In this activity, students will share with the class their single, largest takeaway from the book through a medium they are most comfortable expressing themselves in.
Ally’s “mind movies” and drawings in the Sketchbook of Impossible Things are coping techniques she uses to deal with everyday challenges. However, they also reveal the way she understands and processes the world, which is largely in visuals and color.
Once everyone has shared their reflections, come together as a class to discuss some of the things that surprised you and some that you related most to in both the form and content of your classmates’ presentations.

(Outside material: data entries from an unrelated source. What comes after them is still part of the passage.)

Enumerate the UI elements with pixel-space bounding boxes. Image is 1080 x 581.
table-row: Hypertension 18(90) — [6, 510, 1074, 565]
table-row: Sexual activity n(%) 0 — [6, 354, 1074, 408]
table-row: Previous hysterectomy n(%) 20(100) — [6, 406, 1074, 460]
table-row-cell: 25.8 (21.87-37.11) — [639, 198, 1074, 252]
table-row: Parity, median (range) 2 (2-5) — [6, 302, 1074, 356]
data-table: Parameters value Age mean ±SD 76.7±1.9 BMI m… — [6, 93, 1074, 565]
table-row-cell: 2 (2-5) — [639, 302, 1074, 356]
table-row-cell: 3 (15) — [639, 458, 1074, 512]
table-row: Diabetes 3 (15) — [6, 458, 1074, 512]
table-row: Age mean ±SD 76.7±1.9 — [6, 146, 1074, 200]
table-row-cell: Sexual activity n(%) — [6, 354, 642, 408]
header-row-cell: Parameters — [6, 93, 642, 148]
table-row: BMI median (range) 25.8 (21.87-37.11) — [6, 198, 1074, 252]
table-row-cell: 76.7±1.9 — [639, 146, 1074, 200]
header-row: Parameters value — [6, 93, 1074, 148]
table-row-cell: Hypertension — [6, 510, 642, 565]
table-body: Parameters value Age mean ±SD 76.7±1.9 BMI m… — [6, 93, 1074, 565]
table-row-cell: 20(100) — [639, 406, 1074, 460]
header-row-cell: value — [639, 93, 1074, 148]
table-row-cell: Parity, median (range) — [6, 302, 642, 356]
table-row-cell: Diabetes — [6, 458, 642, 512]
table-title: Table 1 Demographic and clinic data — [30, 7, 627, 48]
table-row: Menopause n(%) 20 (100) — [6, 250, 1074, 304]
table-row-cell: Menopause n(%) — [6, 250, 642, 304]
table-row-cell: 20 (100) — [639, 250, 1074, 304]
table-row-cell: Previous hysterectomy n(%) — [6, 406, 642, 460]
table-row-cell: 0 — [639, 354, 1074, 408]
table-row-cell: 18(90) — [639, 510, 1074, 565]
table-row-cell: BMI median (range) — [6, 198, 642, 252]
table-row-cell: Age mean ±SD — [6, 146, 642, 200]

Teaching Suggestion: Fish in a Tree celebrates The Advantages of Difference in the way it explores how Ally’s dyslexia allows her both to solve problems in a unique way and to understand the world from a different perspective. Having students share their unique reflections in the way they are most comfortable may help them appreciate this theme. Besides being able to see different perspectives, students may even find nuances between the same idea being processed or presented in different media. Consider encouraging students to highlight and further explore these nuances as they come up in conversation.

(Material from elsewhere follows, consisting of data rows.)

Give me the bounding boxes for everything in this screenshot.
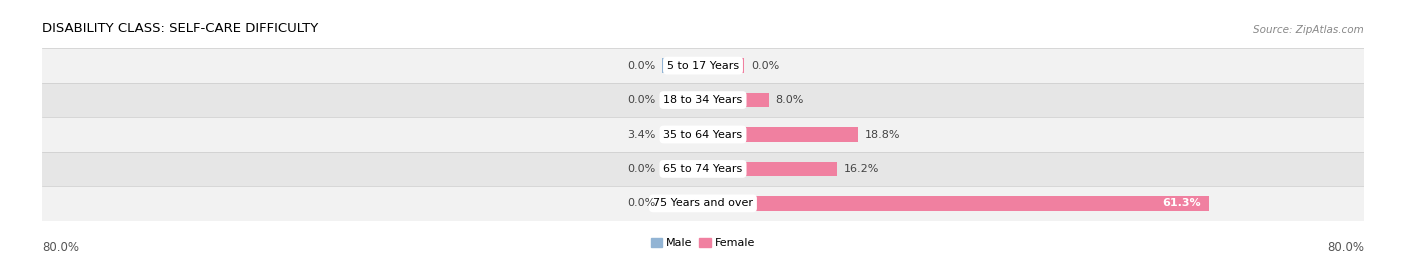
Bar <box>703 58 744 73</box>
Text: DISABILITY CLASS: SELF-CARE DIFFICULTY: DISABILITY CLASS: SELF-CARE DIFFICULTY <box>42 22 318 35</box>
Bar <box>662 162 703 176</box>
Text: 0.0%: 0.0% <box>751 61 779 71</box>
Legend: Male, Female: Male, Female <box>647 234 759 253</box>
Bar <box>703 93 769 107</box>
Bar <box>662 127 703 142</box>
Text: 18.8%: 18.8% <box>865 129 900 140</box>
Bar <box>703 127 858 142</box>
Bar <box>662 58 703 73</box>
Text: 75 Years and over: 75 Years and over <box>652 198 754 208</box>
Text: 0.0%: 0.0% <box>627 61 655 71</box>
Text: 0.0%: 0.0% <box>627 164 655 174</box>
Text: 3.4%: 3.4% <box>627 129 655 140</box>
Text: 5 to 17 Years: 5 to 17 Years <box>666 61 740 71</box>
Bar <box>662 196 703 211</box>
Text: Source: ZipAtlas.com: Source: ZipAtlas.com <box>1253 25 1364 35</box>
Bar <box>42 152 1364 186</box>
Bar <box>703 196 1209 211</box>
Text: 65 to 74 Years: 65 to 74 Years <box>664 164 742 174</box>
Text: 80.0%: 80.0% <box>1327 241 1364 254</box>
Text: 0.0%: 0.0% <box>627 198 655 208</box>
Text: 80.0%: 80.0% <box>42 241 79 254</box>
Bar <box>42 83 1364 117</box>
Bar <box>42 186 1364 221</box>
Text: 18 to 34 Years: 18 to 34 Years <box>664 95 742 105</box>
Text: 35 to 64 Years: 35 to 64 Years <box>664 129 742 140</box>
Text: 0.0%: 0.0% <box>627 95 655 105</box>
Bar <box>703 162 837 176</box>
Bar <box>42 117 1364 152</box>
Text: 16.2%: 16.2% <box>844 164 879 174</box>
Text: 61.3%: 61.3% <box>1163 198 1201 208</box>
Text: 8.0%: 8.0% <box>776 95 804 105</box>
Bar <box>662 93 703 107</box>
Bar <box>42 48 1364 83</box>
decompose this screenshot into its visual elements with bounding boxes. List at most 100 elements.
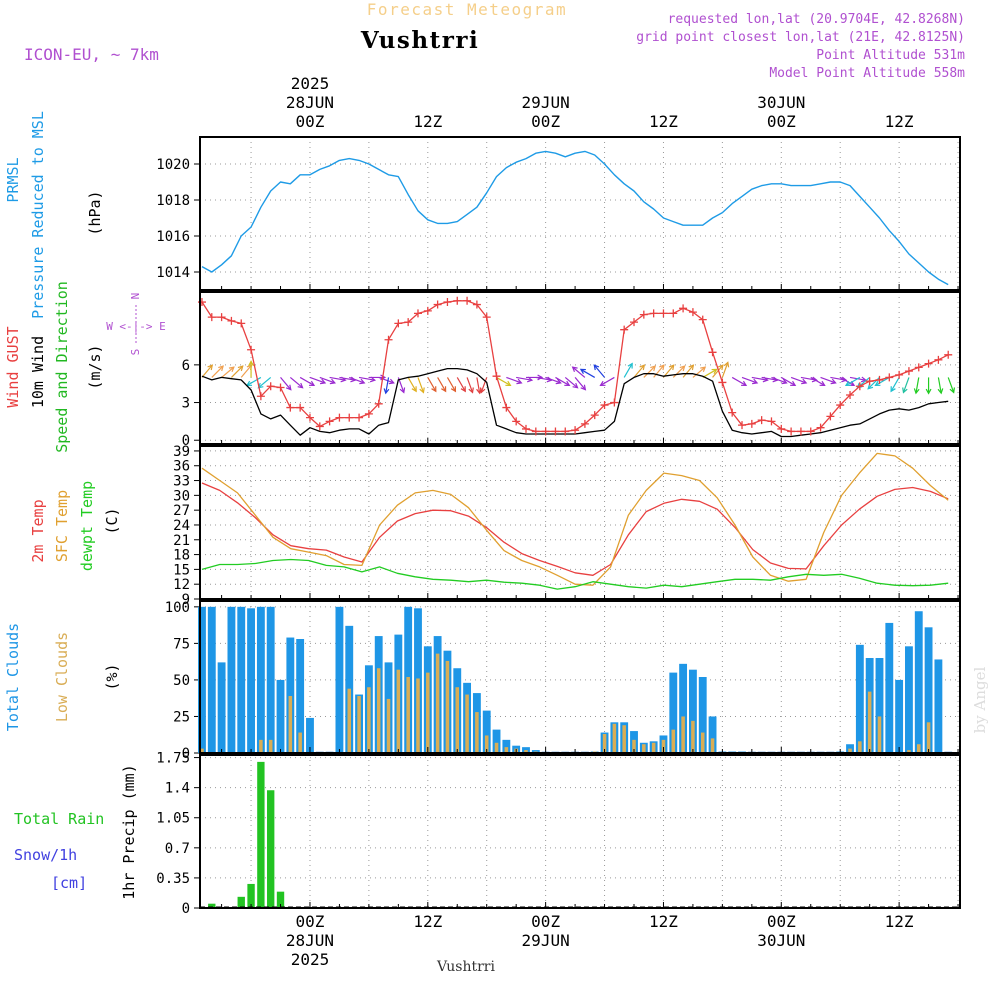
low-cloud-bar (435, 653, 440, 753)
wind-arrow-head (388, 378, 395, 385)
wind-arrow-head (801, 378, 808, 385)
wind-arrow (845, 376, 861, 386)
pressure-label-long: Pressure Reduced to MSL (29, 111, 47, 319)
pressure-border (199, 136, 961, 291)
bottom-time-label: 2025 (291, 950, 330, 969)
low-cloud-bar (848, 748, 852, 753)
clouds-ytick-label: 25 (173, 709, 190, 725)
gust-point (649, 309, 658, 318)
low-cloud-bar (426, 672, 430, 753)
low-cloud-bar (200, 748, 204, 753)
gust-point (512, 417, 521, 426)
wind-arrow (258, 376, 272, 389)
gust-point (620, 325, 629, 334)
total-cloud-bar (885, 622, 894, 753)
wind-arrow-head (329, 378, 337, 385)
gust-point (541, 427, 550, 436)
wind-arrow-head (450, 386, 457, 393)
wind-arrow-head (359, 378, 366, 385)
wind-arrow (574, 377, 586, 391)
wind-arrow (437, 377, 447, 392)
requested-coordinates: requested lon,lat (20.9704E, 42.8268N) (668, 12, 965, 27)
total-cloud-bar (276, 679, 285, 753)
gust-point (374, 399, 383, 408)
low-cloud-bar (416, 678, 420, 753)
dewpt-line (201, 558, 949, 590)
rain-bar (267, 790, 275, 908)
bottom-location-label: Vushtrri (436, 959, 495, 975)
low-cloud-bar (396, 669, 401, 753)
pressure-label: PRMSL (4, 157, 22, 202)
bottom-time-label: 00Z (296, 912, 325, 931)
low-cloud-bar (475, 712, 479, 753)
bottom-time-label: 12Z (649, 912, 678, 931)
gust-point (885, 373, 894, 382)
gust-point (718, 378, 727, 387)
low-clouds-label: Low Clouds (53, 632, 71, 722)
gust-point (482, 313, 491, 322)
wind-arrow (600, 376, 615, 386)
wind-arrow-head (659, 364, 665, 371)
gust-point (355, 413, 364, 422)
sfc-temp-line (201, 452, 949, 586)
wind-arrow-head (572, 382, 579, 389)
temperature-unit: (C) (103, 507, 121, 534)
gust-point (924, 359, 933, 368)
low-cloud-bar (700, 732, 705, 753)
total-cloud-bar (895, 679, 904, 753)
wind-arrow (572, 366, 586, 378)
temperature-border (199, 445, 961, 600)
total-cloud-bar (905, 646, 913, 753)
wind-arrow-head (460, 386, 466, 393)
gust-point (531, 427, 540, 436)
total-cloud-bar (875, 658, 884, 753)
wind-arrow-head (580, 384, 587, 391)
wind-arrow-head (599, 380, 606, 387)
wind-arrow-head (723, 361, 730, 368)
gust-point (944, 350, 953, 359)
wind-arrow-head (419, 387, 425, 394)
gust-point (256, 392, 265, 401)
low-cloud-bar (347, 688, 352, 753)
wind-arrow (580, 368, 596, 378)
wind-arrow (555, 376, 570, 386)
clouds-unit: (%) (103, 663, 121, 690)
model-label: ICON-EU, ~ 7km (24, 45, 159, 64)
low-cloud-bar (288, 696, 293, 753)
gust-point (757, 416, 766, 425)
top-time-label: 00Z (296, 112, 325, 131)
clouds-ytick-label: 75 (173, 636, 190, 652)
wind-arrow (623, 363, 633, 378)
pressure-ytick-label: 1018 (156, 193, 190, 209)
wind-arrow-head (867, 383, 874, 390)
wind-arrow-head (668, 364, 675, 371)
temperature-ytick-label: 39 (173, 444, 190, 460)
pressure-ytick-label: 1016 (156, 229, 190, 245)
total-cloud-bar (934, 659, 943, 753)
wind-arrow-head (369, 376, 377, 383)
clouds-ytick-label: 0 (182, 746, 190, 762)
pressure-panel: 1014 1016 1018 1020 (156, 136, 961, 291)
wind-panel: 0 3 6 (182, 291, 961, 449)
wind-arrow-head (627, 362, 633, 369)
gust-point (472, 300, 481, 309)
wind-label: 10m Wind (29, 336, 47, 408)
gust-point (895, 370, 904, 379)
gust-point (413, 309, 422, 318)
wind-arrow (221, 366, 235, 378)
low-cloud-bar (406, 677, 410, 753)
gust-point (855, 382, 864, 391)
wind-arrow (839, 376, 855, 386)
wind-ytick-label: 6 (182, 358, 190, 374)
rain-label: Total Rain (14, 810, 104, 828)
gust-point (384, 335, 393, 344)
wind-arrow (476, 377, 481, 394)
gust-point (639, 310, 648, 319)
gust-point (836, 401, 845, 410)
compass-south: S (129, 349, 142, 356)
gust-point (767, 417, 776, 426)
gust-point (865, 377, 874, 386)
wind-arrow-head (819, 380, 826, 387)
wind-arrow (427, 377, 437, 392)
rain-bar (208, 903, 216, 908)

Differentiation Suggestion: Students with executive function differences, students who struggle with abstraction, and English language learners may benefit from extra scaffolding to help them successfully arrive at a single takeaway from an entire novel. Consider providing these students with a graphic organizer for them to brainstorm, document, and organize their takeaways, using the completed graphic organizer to then identify one main or overarching takeaway. You may also consider offering these students some examples of takeaways from other works you have read as a class or commonly known texts or stories to serve as models.